Experts are weighing in on possible solutions to the looming youth vaping crisis ahead of a public consultation deadline on nicotine e-cigarette reforms.
VicHealth chief executive health officer Sandro Demaio said companies were targeting young people by using fruity flavours, childish packaging and shaping the products like hoodie toggles or highlighters.
"Young people are clearly being targeted and targeted very successfully, the government needs to step up and take action," he told Channel Seven.
He said companies were also using social media to market vaping products to young people.
"Our billboard is now in our pocket, not on the street - we need to make sure that our advertising rules are updated to protect young people."

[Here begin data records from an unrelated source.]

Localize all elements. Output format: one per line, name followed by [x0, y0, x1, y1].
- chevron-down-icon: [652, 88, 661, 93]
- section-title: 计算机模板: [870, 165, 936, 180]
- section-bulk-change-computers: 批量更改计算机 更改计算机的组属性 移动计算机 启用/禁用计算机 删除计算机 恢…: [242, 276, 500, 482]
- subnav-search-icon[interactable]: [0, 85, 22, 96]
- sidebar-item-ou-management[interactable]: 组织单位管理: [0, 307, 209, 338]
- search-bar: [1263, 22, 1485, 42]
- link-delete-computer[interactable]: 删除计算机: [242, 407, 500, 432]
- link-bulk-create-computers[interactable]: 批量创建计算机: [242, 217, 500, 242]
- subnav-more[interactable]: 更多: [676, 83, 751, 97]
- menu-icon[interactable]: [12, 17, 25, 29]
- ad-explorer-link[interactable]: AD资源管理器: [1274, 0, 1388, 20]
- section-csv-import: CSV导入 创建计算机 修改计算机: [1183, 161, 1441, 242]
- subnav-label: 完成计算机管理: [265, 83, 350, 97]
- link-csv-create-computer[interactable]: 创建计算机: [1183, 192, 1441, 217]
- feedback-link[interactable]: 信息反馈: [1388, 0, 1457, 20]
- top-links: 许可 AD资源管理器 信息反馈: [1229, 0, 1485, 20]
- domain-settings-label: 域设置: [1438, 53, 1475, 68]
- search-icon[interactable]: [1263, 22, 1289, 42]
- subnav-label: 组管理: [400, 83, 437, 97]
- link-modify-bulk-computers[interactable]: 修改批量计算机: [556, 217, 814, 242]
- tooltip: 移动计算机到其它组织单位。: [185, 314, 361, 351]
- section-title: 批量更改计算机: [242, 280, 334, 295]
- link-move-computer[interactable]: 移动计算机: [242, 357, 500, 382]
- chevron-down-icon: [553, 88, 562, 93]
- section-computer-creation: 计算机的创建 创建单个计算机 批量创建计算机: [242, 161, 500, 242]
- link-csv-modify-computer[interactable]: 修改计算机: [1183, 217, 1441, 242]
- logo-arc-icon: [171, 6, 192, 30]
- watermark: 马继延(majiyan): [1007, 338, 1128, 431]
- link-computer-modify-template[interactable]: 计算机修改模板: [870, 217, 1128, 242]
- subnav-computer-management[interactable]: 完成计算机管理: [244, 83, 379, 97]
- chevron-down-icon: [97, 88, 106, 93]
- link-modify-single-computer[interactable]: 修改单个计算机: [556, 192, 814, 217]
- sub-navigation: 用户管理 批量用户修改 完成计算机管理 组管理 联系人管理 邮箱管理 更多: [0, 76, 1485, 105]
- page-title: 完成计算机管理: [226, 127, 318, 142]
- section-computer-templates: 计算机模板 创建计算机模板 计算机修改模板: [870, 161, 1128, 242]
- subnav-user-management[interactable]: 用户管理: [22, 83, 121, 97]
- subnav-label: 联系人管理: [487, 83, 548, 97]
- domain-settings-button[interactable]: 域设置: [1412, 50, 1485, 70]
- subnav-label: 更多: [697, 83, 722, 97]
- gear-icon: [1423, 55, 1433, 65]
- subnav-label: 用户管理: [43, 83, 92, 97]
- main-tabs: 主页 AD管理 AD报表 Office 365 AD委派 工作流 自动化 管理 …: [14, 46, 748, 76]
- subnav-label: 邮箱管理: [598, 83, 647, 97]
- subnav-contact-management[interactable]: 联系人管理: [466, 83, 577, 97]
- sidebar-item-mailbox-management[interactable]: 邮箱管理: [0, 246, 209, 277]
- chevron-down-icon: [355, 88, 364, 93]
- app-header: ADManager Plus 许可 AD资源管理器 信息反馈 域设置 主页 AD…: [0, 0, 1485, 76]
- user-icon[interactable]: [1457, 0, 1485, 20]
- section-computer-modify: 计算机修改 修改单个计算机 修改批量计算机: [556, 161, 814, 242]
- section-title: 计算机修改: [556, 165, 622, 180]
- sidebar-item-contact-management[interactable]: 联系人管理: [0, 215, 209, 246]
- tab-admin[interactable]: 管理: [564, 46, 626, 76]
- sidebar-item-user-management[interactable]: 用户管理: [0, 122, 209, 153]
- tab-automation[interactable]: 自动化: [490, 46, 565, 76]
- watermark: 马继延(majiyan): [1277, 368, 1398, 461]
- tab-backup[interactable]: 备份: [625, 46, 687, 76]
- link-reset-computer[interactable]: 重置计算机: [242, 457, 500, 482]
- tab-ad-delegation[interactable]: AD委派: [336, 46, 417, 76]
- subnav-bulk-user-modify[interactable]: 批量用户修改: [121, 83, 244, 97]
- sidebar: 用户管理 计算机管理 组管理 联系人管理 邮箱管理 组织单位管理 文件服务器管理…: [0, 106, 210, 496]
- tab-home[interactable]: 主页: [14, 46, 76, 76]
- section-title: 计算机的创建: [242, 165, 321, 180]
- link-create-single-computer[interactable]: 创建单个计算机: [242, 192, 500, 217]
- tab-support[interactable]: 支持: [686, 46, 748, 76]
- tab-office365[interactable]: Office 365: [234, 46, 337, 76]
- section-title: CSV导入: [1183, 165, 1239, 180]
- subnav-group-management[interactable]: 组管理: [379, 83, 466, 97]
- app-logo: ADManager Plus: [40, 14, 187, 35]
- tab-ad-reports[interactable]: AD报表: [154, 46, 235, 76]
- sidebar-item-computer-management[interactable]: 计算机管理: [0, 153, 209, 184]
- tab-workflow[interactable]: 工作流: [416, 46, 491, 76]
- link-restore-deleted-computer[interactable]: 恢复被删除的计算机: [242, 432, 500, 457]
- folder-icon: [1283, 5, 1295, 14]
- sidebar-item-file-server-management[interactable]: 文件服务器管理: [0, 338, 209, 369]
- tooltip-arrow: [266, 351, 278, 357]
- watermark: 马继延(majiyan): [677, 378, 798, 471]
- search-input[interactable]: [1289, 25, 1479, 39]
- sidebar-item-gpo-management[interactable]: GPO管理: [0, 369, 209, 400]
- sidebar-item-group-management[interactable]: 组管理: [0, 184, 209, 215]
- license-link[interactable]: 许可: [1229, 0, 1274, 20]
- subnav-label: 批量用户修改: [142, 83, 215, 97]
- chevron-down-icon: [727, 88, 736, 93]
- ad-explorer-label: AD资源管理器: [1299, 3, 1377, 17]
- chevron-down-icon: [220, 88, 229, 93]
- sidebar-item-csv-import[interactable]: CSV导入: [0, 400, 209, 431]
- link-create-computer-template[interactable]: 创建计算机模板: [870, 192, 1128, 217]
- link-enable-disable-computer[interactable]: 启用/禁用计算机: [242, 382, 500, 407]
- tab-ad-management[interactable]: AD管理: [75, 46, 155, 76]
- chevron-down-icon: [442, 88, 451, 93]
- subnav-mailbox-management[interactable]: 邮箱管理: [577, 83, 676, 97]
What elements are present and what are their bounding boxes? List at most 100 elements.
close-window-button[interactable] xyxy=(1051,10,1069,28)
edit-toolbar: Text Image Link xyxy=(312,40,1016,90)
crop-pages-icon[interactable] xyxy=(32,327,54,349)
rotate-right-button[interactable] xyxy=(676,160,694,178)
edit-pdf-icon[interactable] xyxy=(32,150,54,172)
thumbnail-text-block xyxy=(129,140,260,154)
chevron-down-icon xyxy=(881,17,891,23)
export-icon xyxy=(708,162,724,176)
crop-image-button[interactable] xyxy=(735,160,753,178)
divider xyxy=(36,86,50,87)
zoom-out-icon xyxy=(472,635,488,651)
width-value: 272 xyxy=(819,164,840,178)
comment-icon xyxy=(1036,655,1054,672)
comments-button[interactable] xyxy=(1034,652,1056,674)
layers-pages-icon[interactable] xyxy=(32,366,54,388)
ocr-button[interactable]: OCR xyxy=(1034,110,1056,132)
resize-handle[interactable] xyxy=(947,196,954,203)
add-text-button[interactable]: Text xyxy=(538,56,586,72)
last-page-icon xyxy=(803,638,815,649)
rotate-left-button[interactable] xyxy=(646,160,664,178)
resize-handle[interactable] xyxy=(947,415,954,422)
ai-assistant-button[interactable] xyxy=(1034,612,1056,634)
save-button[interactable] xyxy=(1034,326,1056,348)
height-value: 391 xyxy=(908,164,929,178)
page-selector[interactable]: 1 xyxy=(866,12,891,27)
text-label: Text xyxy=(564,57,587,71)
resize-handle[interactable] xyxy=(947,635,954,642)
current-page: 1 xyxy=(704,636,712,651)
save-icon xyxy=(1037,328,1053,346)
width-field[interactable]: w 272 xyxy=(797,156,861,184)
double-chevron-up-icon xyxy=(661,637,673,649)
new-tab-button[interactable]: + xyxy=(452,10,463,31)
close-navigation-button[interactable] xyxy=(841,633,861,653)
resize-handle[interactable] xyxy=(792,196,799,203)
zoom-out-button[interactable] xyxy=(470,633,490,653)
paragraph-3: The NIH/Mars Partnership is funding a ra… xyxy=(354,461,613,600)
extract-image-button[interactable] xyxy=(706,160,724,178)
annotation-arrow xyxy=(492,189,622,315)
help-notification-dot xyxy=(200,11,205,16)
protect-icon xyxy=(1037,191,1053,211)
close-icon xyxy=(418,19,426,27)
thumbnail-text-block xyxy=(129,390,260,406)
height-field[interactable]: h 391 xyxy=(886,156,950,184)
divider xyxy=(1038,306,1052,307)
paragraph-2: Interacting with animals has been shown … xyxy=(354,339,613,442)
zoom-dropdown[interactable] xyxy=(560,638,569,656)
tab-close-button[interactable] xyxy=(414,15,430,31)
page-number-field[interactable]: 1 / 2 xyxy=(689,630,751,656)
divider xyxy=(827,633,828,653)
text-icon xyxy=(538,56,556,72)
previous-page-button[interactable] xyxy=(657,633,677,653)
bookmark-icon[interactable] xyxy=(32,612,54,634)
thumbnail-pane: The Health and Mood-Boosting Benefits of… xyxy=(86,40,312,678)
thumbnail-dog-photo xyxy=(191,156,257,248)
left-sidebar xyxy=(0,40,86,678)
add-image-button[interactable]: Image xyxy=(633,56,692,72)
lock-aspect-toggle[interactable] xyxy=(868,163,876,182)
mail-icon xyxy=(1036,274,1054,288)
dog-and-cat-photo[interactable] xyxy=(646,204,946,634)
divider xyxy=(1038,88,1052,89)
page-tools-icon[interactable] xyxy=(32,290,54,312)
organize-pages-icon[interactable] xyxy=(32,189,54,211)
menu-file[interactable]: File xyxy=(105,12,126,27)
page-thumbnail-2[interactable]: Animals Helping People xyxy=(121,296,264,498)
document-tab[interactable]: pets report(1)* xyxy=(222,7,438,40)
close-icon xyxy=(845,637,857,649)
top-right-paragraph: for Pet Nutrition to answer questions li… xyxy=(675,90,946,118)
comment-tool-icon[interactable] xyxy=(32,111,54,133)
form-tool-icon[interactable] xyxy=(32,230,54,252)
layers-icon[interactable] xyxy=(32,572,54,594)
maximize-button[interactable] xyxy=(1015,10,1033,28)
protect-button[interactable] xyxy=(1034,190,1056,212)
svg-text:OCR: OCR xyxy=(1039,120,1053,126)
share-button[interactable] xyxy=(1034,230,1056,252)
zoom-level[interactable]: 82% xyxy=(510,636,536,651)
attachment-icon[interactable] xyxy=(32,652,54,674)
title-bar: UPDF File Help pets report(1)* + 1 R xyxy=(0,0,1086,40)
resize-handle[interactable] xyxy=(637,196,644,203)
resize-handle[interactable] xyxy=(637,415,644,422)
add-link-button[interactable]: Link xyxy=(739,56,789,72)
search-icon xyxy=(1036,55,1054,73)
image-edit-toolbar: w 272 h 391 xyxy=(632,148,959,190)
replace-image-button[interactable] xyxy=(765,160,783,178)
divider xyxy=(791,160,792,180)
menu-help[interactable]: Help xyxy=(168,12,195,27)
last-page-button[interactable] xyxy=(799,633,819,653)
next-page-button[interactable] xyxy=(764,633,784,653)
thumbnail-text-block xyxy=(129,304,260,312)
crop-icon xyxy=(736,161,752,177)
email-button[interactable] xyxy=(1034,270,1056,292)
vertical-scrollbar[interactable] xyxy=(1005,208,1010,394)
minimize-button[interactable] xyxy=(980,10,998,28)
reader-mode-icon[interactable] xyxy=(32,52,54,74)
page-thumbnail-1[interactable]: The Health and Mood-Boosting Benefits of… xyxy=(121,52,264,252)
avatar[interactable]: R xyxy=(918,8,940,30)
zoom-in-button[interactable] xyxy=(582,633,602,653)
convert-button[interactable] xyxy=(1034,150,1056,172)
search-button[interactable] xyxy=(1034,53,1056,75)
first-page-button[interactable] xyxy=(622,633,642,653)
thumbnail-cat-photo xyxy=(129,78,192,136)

Victoria's health promotion foundation also wants to see tougher border restrictions on these products, a clampdown on sales in stores and more support services for addicted youths.
Dr Demaio said the industry was using a loophole on nicotine-free e-cigarettes as a "Trojan horse", with research revealing many products contain nicotine despite the packaging suggesting otherwise.
Health Minister Mark Butler announced the review of Australia's regulatory framework in late November in the hope of quickly pushing through flavouring and labelling controls on imports.
"Why on earth would you be marketing bubble gum-flavoured vapes with pink unicorns on them except to appeal to children, not even adolescents, young children?" he said in November.
The reforms are targeted at preventing access to young people while supporting adults to access regulated products to quit smoking with a doctor's permission.
Submissions to the Therapeutic Goods Administration (TGA) reforms on nicotine vaping products close on Monday January 16.